Türkiye, 2023 yılının sonuna yaklaşırken işsizlik oranlarında dikkat çeken sınırlı bir artış kaydedildi. Tüm dünyada ekonomik belirsizliklerin hâkim olduğu bir dönemde, işgücü piyasası üzerindeki etkenler daha da önem kazandı. Geçtiğimiz aylarda yapılan istatistiksel veriler, işsizlik oranlarının arttığını matbu raporlarla gözler önüne serdi. Ancak yapılan analizler, bu artışın büyük bir krize işaret etmediğini, aksine bazı sektörlerin istihdam kabiliyetini artırma girişimlerinin olduğunu gösteriyor.
TÜİK (Türkiye İstatistik Kurumu) tarafından yayımlanan Son İşgücü İstatistikleri verilerine göre, 2023 yılında Türkiye genelinde işsizlik oranı %10,5 seviyelerine çıktı. Bu oran, bir önceki yılın aynı dönemine göre yalnızca %0,5'lik bir artış göstermiş olsa da, uzmanlar bu durumun kısmen ekonomik istikrarsızlık, kısmen de mevsimsel işsizlik faktörleriyle bağlantılı olduğunu ifade ediyor.
Özellikle sonbahar aylarında birçok sektörde mevsimsel işsizlik norm olarak gözlemlenirken, inşaat ve tarım sektörlerinde ise iş bulmak her geçen gün zorlaşmakta. Ancak aynı dönemde sanayi alanındaki büyüme, birçok iş kolunda yeni istihdam fırsatlarını da beraberinde getirdi. Uzmanlar, sanayi sektöründeki bu olumlu gelişmelerin gelecekte işsizlik oranlarını daha olumlu bir yöne çekebileceğine dikkat çekiyor.
Son dönemde iş gücü istatistiklerinde dikkat çeken bir diğer maddelerden biri de büyüyen sektörler oldu. Özellikle teknoloji, yazılım ve e-ticaret alanlarında ciddi bir istihdam artışı gözlemlendi. İş dünyasındaki dijital dönüşüm, isteyene fırsatlar sunmaktan geri durmuyor. Geçen yılın aynı dönemine göre teknolojik danışmanlık ve yazılımcı pozisyonlarındaki artış, işsizlik oranlarını dengelemek için önemli bir fırsat olarak öne çıkmaktadır.

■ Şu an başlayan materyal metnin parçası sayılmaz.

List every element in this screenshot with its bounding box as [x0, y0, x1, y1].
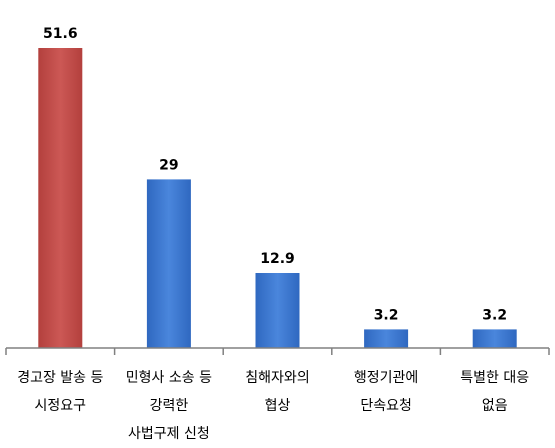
bars-group: [38, 48, 517, 348]
bar-5: [472, 329, 517, 348]
category-label-3-line-2: 협상: [265, 398, 291, 414]
category-label-5-line-2: 없음: [482, 398, 508, 414]
bar-2: [146, 179, 191, 348]
category-label-2-line-3: 사법구제 신청: [128, 426, 210, 442]
value-label-2: 29: [159, 157, 178, 173]
category-label-2-line-2: 강력한: [150, 398, 189, 414]
bar-4: [364, 329, 409, 348]
category-label-3-line-1: 침해자와의: [245, 370, 309, 386]
category-label-2-line-1: 민형사 소송 등: [126, 370, 212, 386]
bar-1: [38, 48, 83, 348]
value-label-3: 12.9: [260, 251, 295, 267]
category-label-4-line-2: 단속요청: [360, 398, 412, 414]
bar-3: [255, 273, 300, 348]
value-label-1: 51.6: [43, 26, 78, 42]
value-label-4: 3.2: [374, 307, 399, 323]
category-label-1-line-1: 경고장 발송 등: [17, 370, 103, 386]
x-axis-ticks: [5, 348, 550, 355]
value-labels-group: 51.6 29 12.9 3.2 3.2: [43, 26, 507, 323]
category-label-1-line-2: 시정요구: [35, 398, 87, 414]
category-label-4-line-1: 행정기관에: [354, 370, 418, 386]
category-label-5-line-1: 특별한 대응: [460, 370, 529, 386]
value-label-5: 3.2: [482, 307, 507, 323]
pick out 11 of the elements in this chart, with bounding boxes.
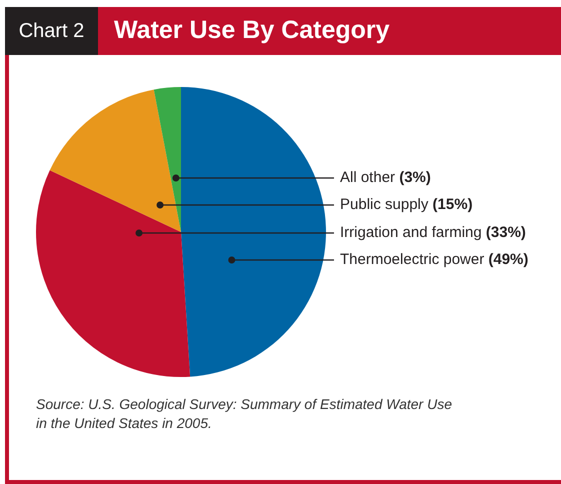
chart-title: Water Use By Category: [114, 16, 390, 45]
data-label: (33%): [486, 224, 526, 242]
caption: Chart 2: [5, 7, 98, 55]
slice-label: All other: [340, 169, 396, 186]
slice-label: Public supply: [340, 196, 429, 214]
data-label: (15%): [432, 196, 473, 214]
slice-label: Irrigation and farming: [340, 224, 482, 242]
slice-label: Thermoelectric power: [340, 251, 484, 268]
data-label: (3%): [399, 169, 431, 186]
source-note: Source: U.S. Geological Survey: Summary of Estimated Water Use in the United States in 2005.: [36, 395, 454, 433]
data-label: (49%): [488, 251, 528, 268]
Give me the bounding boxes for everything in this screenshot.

Ayrıca, sağlık hizmetleri sektörü de işe alım konusunda aktif olarak iş yapmaya devam ediyor. Pandemi sonrası sağlık turizmi ve özel hastanelerdeki büyüme, birçok yeni pozisyon yaratmaya yardımcı oldu. İnsan kaynakları uzmanları, sağlık sektöründeki bu büyümenin önümüzdeki yıllarda devam edeceğini öngörüyor. Bunun yanı sıra, çevre teknolojileri ve yeşil enerji projeleri de genç iş gücü için yeni fırsatlar sunmakta.

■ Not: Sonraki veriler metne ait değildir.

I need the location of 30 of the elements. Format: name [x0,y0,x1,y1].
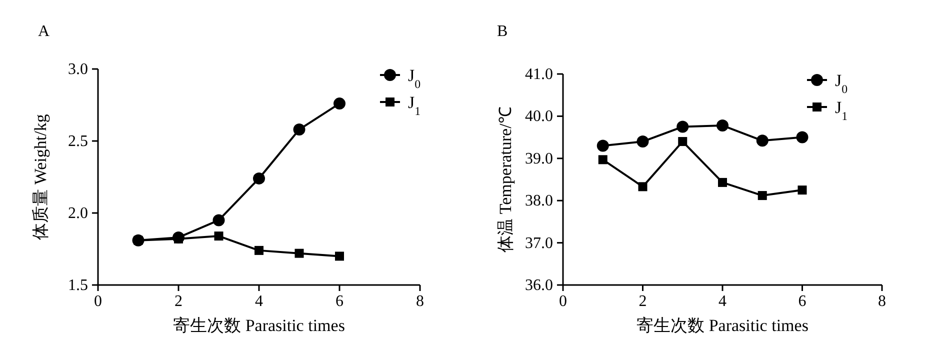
x-axis-title: 寄生次数 Parasitic times [636,316,808,335]
x-tick-label: 0 [94,293,102,310]
x-tick-label: 2 [638,293,647,310]
x-tick-label: 6 [798,293,806,310]
y-tick-label: 3.0 [68,61,88,78]
y-tick-label: 38.0 [525,192,553,210]
chart-title: A [38,23,50,40]
y-tick-label: 41.0 [525,66,553,83]
chart-title: B [497,23,508,40]
legend-label: J$_{1}$ [835,98,848,123]
legend-label: J$_{1}$ [408,93,421,118]
y-tick-label: 40.0 [525,108,553,126]
y-axis-title: 体温 Temperature/℃ [496,106,515,252]
x-tick-label: 2 [174,293,182,310]
x-tick-label: 0 [559,293,567,310]
x-tick-label: 4 [718,293,726,310]
x-axis-title: 寄生次数 Parasitic times [173,316,345,335]
y-tick-label: 37.0 [525,234,553,252]
x-tick-label: 6 [336,293,344,310]
x-tick-label: 8 [878,293,886,310]
y-axis-title: 体质量 Weight/kg [31,114,50,240]
legend-label: J$_{0}$ [835,71,848,96]
y-tick-label: 1.5 [68,277,88,294]
x-tick-label: 8 [416,293,424,310]
y-tick-label: 36.0 [525,277,553,294]
legend-label: J$_{0}$ [408,66,421,91]
y-tick-label: 39.0 [525,150,553,168]
x-tick-label: 4 [255,293,263,310]
y-tick-label: 2.0 [68,205,88,222]
y-tick-label: 2.5 [68,133,88,150]
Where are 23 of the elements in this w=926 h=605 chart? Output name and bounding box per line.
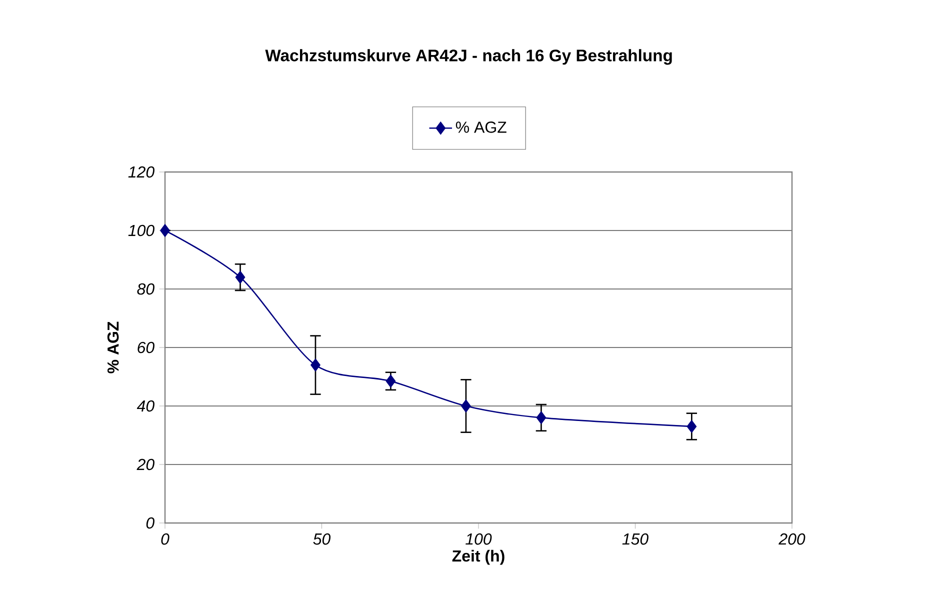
x-tick-label: 50 (313, 533, 331, 545)
point (686, 420, 697, 433)
point (235, 271, 246, 284)
x-tick-label: 150 (622, 533, 648, 545)
y-tick-label: 80 (137, 283, 154, 295)
y-tick-label: 60 (138, 342, 154, 354)
y-tick-label: 120 (128, 166, 154, 178)
x-axis-title: Zeit (h) (452, 550, 504, 565)
y-axis-title: % AGZ (107, 322, 119, 374)
legend-label: % AGZ (456, 122, 506, 133)
point (386, 374, 396, 388)
y-tick-label: 40 (136, 400, 154, 412)
point (461, 400, 471, 412)
point (536, 411, 546, 424)
x-tick-label: 100 (466, 533, 492, 545)
point (160, 224, 170, 237)
x-tick-label: 200 (778, 533, 806, 545)
y-tick-label: 0 (146, 517, 154, 529)
y-tick-label: 20 (136, 458, 154, 470)
point (310, 358, 320, 372)
y-tick-label: 100 (128, 224, 154, 236)
chart-title: Wachzstumskurve AR42J - nach 16 Gy Bestrahlung (265, 49, 672, 65)
x-tick-label: 0 (161, 533, 170, 545)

Yalnızca büyük şehirlerde değil, kırsal alanlarda da çeşitli girişimler ve projelerle istihdam yaratılmakta. Koinle eşdeğer gelir modeli gibi yeni iş fikirleri, hem yerel ekonomileri destekliyor hem de işsizlik rakamlarını düşürme potansiyeline sahip. Bu süreçte, hükümetten de teşviklerin artması bekleniyor ve böylece çeşitli girişimcilik ekosistemleri destekleniyor.

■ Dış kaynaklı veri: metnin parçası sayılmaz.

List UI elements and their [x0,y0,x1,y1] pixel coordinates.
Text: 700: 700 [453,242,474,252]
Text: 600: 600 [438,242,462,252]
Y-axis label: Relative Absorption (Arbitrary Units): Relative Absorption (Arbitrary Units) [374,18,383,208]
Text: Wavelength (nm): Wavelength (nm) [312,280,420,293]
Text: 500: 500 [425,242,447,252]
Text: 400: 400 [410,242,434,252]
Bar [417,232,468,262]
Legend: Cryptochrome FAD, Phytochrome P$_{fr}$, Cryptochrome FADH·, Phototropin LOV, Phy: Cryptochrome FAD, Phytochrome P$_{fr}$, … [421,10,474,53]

Sonuç itibariyle, Türkiye'de işsizlik oranlarında yaşanan sınırlı artış, tüm bu unsurların birleşmesiyle daha yönetilebilir bir durum haline geliyor. Geçici bir dalgalanma olarak görülen bu durumun kısa ve uzun vadede nasıl evrileceği, ekonomik stratejilerin uygulanabilirliğine, sektörlerin gelişimine ve hükümetin alacağı önlemlere bağlı. Birçok ekonomist, ilerleyen dönemlerde işsizlik rakamlarının gerilemesini beklerken, bu süreçte dikkatli ve sürdürülebilir politikaların uygulanması gerektiği üzerinde duruyorlar.
Önümüzdeki günlerde açıklanacak yeni istihdam verileri ve iş gücü istatistikleri, Türkiye'nin 2024 yılı için ekonomik ve sosyal beklentilerini şekillendirmede önemli bir rol oynayacaktır. Yılın sonuna yaklaşırken, bu verilerin sağlıklı bir değerlendirmesi, hem işgücü hem de genel ekonomi üzerinde belirleyici bir etki yaratabilir.